We’ve had over regulation of the property market for the past five years whether that has been through APRA restrictions on lending to investors or the various levels of government making decisions that make property ownership less and less attractive.

Every time state governments pass laws to address issues between landlords and tenants, they invariably place the blame on property owners and make changes that favour the tenants.

Over the past five or six years, there has been a series of these measures which, step by step, have made property ownership onerous.

They include the threats by the Labor Party at the 2019 Federal Election to scrap negative gearing and increase capital gains tax.

They also include moves by the Queensland Government to charge investors land tax on properties they own in other states and recent decisions by the Brisbane City Council to punish owners who use short-term rental with outrageously high rates.

There are also new measures by the Queensland Government forcing owners to allow any tenants who want to have pets in the property to do so – and other policies which prevent owners from giving notice to tenants who are on periodic leases.

All those measures, collectively, have created a major disincentive for people to buy investment properties.

Many investor owners have sold – and fewer and fewer people have bought investment properties.
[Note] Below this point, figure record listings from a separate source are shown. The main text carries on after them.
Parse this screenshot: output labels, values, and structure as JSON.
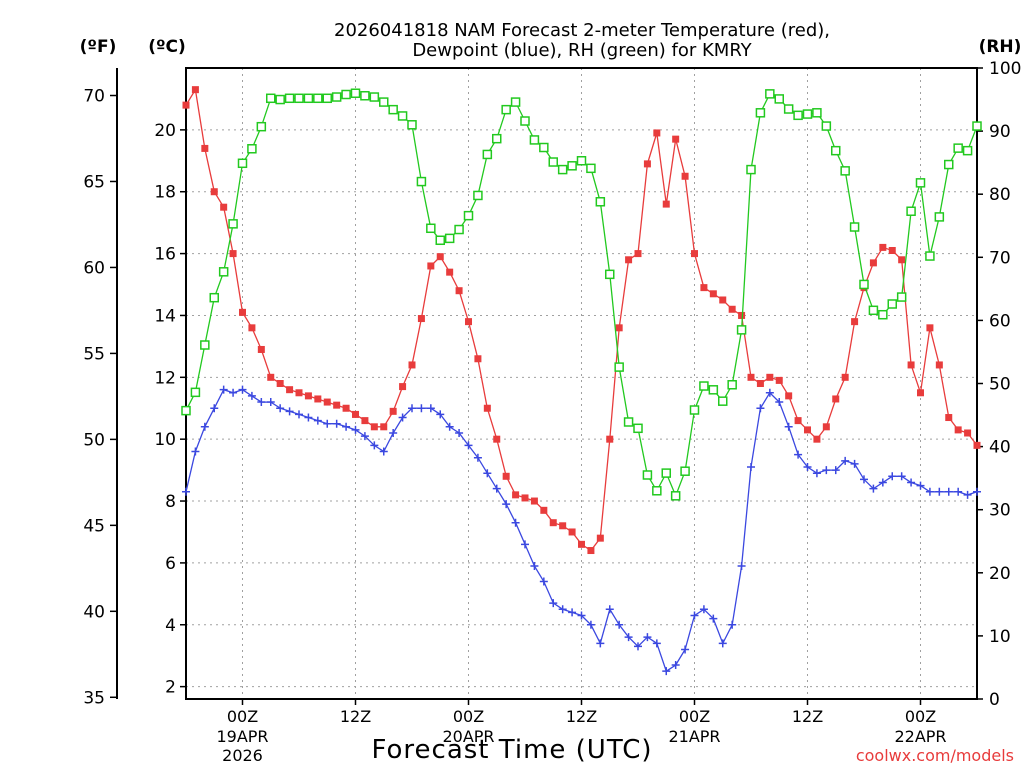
{
  "chart_data": {
    "type": "line",
    "title": "2026041818 NAM Forecast 2-meter Temperature (red),",
    "title_line2": "Dewpoint (blue), RH (green) for KMRY",
    "xlabel": "Forecast Time (UTC)",
    "credit": "coolwx.com/models",
    "units": {
      "fahrenheit": "(ºF)",
      "celsius": "(ºC)",
      "rh": "(RH)"
    },
    "axes": {
      "celsius": {
        "range": [
          1.6,
          22.0
        ],
        "ticks": [
          "2",
          "4",
          "6",
          "8",
          "10",
          "12",
          "14",
          "16",
          "18",
          "20"
        ]
      },
      "fahrenheit": {
        "range": [
          34.9,
          71.6
        ],
        "ticks": [
          "35",
          "40",
          "45",
          "50",
          "55",
          "60",
          "65",
          "70"
        ]
      },
      "rh": {
        "range": [
          0,
          100
        ],
        "ticks": [
          "0",
          "10",
          "20",
          "30",
          "40",
          "50",
          "60",
          "70",
          "80",
          "90",
          "100"
        ]
      },
      "time_hours": [
        18,
        102
      ],
      "grid": true
    },
    "x_ticks": [
      {
        "hour": 24,
        "label": "00Z",
        "date": "19APR",
        "year": "2026"
      },
      {
        "hour": 36,
        "label": "12Z"
      },
      {
        "hour": 48,
        "label": "00Z",
        "date": "20APR"
      },
      {
        "hour": 60,
        "label": "12Z"
      },
      {
        "hour": 72,
        "label": "00Z",
        "date": "21APR"
      },
      {
        "hour": 84,
        "label": "12Z"
      },
      {
        "hour": 96,
        "label": "00Z",
        "date": "22APR"
      }
    ],
    "series": [
      {
        "name": "Temperature",
        "axis": "celsius",
        "color": "#e83c3c",
        "marker": "filled-square",
        "x": [
          18,
          19,
          20,
          21,
          22,
          23,
          24,
          25,
          26,
          27,
          28,
          29,
          30,
          31,
          32,
          33,
          34,
          35,
          36,
          37,
          38,
          39,
          40,
          41,
          42,
          43,
          44,
          45,
          46,
          47,
          48,
          49,
          50,
          51,
          52,
          53,
          54,
          55,
          56,
          57,
          58,
          59,
          60,
          61,
          62,
          63,
          64,
          65,
          66,
          67,
          68,
          69,
          70,
          71,
          72,
          73,
          74,
          75,
          76,
          77,
          78,
          79,
          80,
          81,
          82,
          83,
          84,
          85,
          86,
          87,
          88,
          89,
          90,
          91,
          92,
          93,
          94,
          95,
          96,
          97,
          98,
          99,
          100,
          101,
          102
        ],
        "y": [
          20.8,
          21.3,
          19.4,
          18.0,
          17.5,
          16.0,
          14.1,
          13.6,
          12.9,
          12.0,
          11.8,
          11.6,
          11.5,
          11.4,
          11.3,
          11.2,
          11.1,
          11.0,
          10.8,
          10.6,
          10.4,
          10.4,
          10.9,
          11.7,
          12.4,
          13.9,
          15.6,
          15.9,
          15.4,
          14.8,
          13.8,
          12.6,
          11.0,
          10.0,
          8.8,
          8.2,
          8.1,
          8.0,
          7.7,
          7.3,
          7.2,
          7.0,
          6.6,
          6.4,
          6.8,
          10.0,
          13.6,
          15.8,
          16.0,
          18.9,
          19.9,
          17.6,
          19.7,
          18.5,
          16.0,
          14.9,
          14.7,
          14.5,
          14.2,
          14.0,
          12.0,
          11.8,
          12.0,
          11.9,
          11.4,
          10.6,
          10.3,
          10.0,
          10.4,
          11.3,
          12.0,
          13.8,
          14.9,
          15.7,
          16.2,
          16.1,
          15.8,
          12.4,
          11.5,
          13.6,
          12.4,
          10.7,
          10.3,
          10.2,
          9.8
        ]
      },
      {
        "name": "Dewpoint",
        "axis": "celsius",
        "color": "#3b48e0",
        "marker": "plus",
        "x": [
          18,
          19,
          20,
          21,
          22,
          23,
          24,
          25,
          26,
          27,
          28,
          29,
          30,
          31,
          32,
          33,
          34,
          35,
          36,
          37,
          38,
          39,
          40,
          41,
          42,
          43,
          44,
          45,
          46,
          47,
          48,
          49,
          50,
          51,
          52,
          53,
          54,
          55,
          56,
          57,
          58,
          59,
          60,
          61,
          62,
          63,
          64,
          65,
          66,
          67,
          68,
          69,
          70,
          71,
          72,
          73,
          74,
          75,
          76,
          77,
          78,
          79,
          80,
          81,
          82,
          83,
          84,
          85,
          86,
          87,
          88,
          89,
          90,
          91,
          92,
          93,
          94,
          95,
          96,
          97,
          98,
          99,
          100,
          101,
          102
        ],
        "y": [
          8.3,
          9.6,
          10.4,
          11.0,
          11.6,
          11.5,
          11.6,
          11.4,
          11.2,
          11.2,
          11.0,
          10.9,
          10.8,
          10.7,
          10.6,
          10.5,
          10.5,
          10.4,
          10.3,
          10.1,
          9.8,
          9.6,
          10.2,
          10.7,
          11.0,
          11.0,
          11.0,
          10.8,
          10.4,
          10.2,
          9.8,
          9.4,
          8.9,
          8.4,
          7.9,
          7.3,
          6.6,
          5.9,
          5.4,
          4.7,
          4.5,
          4.4,
          4.3,
          4.0,
          3.4,
          4.5,
          4.0,
          3.6,
          3.3,
          3.6,
          3.4,
          2.5,
          2.7,
          3.2,
          4.3,
          4.5,
          4.2,
          3.4,
          4.0,
          5.9,
          9.1,
          11.0,
          11.5,
          11.2,
          10.4,
          9.5,
          9.1,
          8.9,
          9.0,
          9.0,
          9.3,
          9.2,
          8.7,
          8.4,
          8.6,
          8.8,
          8.8,
          8.6,
          8.5,
          8.3,
          8.3,
          8.3,
          8.3,
          8.2,
          8.3
        ]
      },
      {
        "name": "RH",
        "axis": "rh",
        "color": "#22c91f",
        "marker": "open-square",
        "x": [
          18,
          19,
          20,
          21,
          22,
          23,
          24,
          25,
          26,
          27,
          28,
          29,
          30,
          31,
          32,
          33,
          34,
          35,
          36,
          37,
          38,
          39,
          40,
          41,
          42,
          43,
          44,
          45,
          46,
          47,
          48,
          49,
          50,
          51,
          52,
          53,
          54,
          55,
          56,
          57,
          58,
          59,
          60,
          61,
          62,
          63,
          64,
          65,
          66,
          67,
          68,
          69,
          70,
          71,
          72,
          73,
          74,
          75,
          76,
          77,
          78,
          79,
          80,
          81,
          82,
          83,
          84,
          85,
          86,
          87,
          88,
          89,
          90,
          91,
          92,
          93,
          94,
          95,
          96,
          97,
          98,
          99,
          100,
          101,
          102
        ],
        "y": [
          45.7,
          48.6,
          56.1,
          63.6,
          67.7,
          75.3,
          84.9,
          87.2,
          90.7,
          95.2,
          95.0,
          95.2,
          95.2,
          95.2,
          95.2,
          95.2,
          95.4,
          95.8,
          96.0,
          95.6,
          95.4,
          94.6,
          93.4,
          92.4,
          91.0,
          82.0,
          74.6,
          72.7,
          73.0,
          74.4,
          76.6,
          79.8,
          86.3,
          88.8,
          93.4,
          94.6,
          91.6,
          88.6,
          87.4,
          85.1,
          83.9,
          84.5,
          85.3,
          84.1,
          78.8,
          67.3,
          52.6,
          43.9,
          42.9,
          35.5,
          33.0,
          35.8,
          32.2,
          36.1,
          45.8,
          49.6,
          49.0,
          47.2,
          49.8,
          58.5,
          83.9,
          92.9,
          95.9,
          95.1,
          93.5,
          92.5,
          92.7,
          92.9,
          90.8,
          86.9,
          83.7,
          74.8,
          65.7,
          61.6,
          60.9,
          62.6,
          63.7,
          77.3,
          81.8,
          70.2,
          76.4,
          84.7,
          87.3,
          86.9,
          90.8
        ]
      }
    ]
  }
}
In recent years, the market share of investors in the housing market has been well below historical norms.

That is real reason why we have a rental shortage crisis and rapidly rising rents – because fed up investors have been selling more than buying in recent years.

And ridiculous measures like rental caps will only exacerbate the problem.

What we need is policies which will address that shortfall.

We need to be providing incentives for people to buy investment properties and make them available for rental.

Putting caps on rents will just result in even more investors selling their properties and therefore make the real problem – the shortage – worse.

It is sadly the typical sort of response we get from politicians to issues in the housing market.

They don’t understand the real issues and they always – always – make decisions which make the existing problems much worse.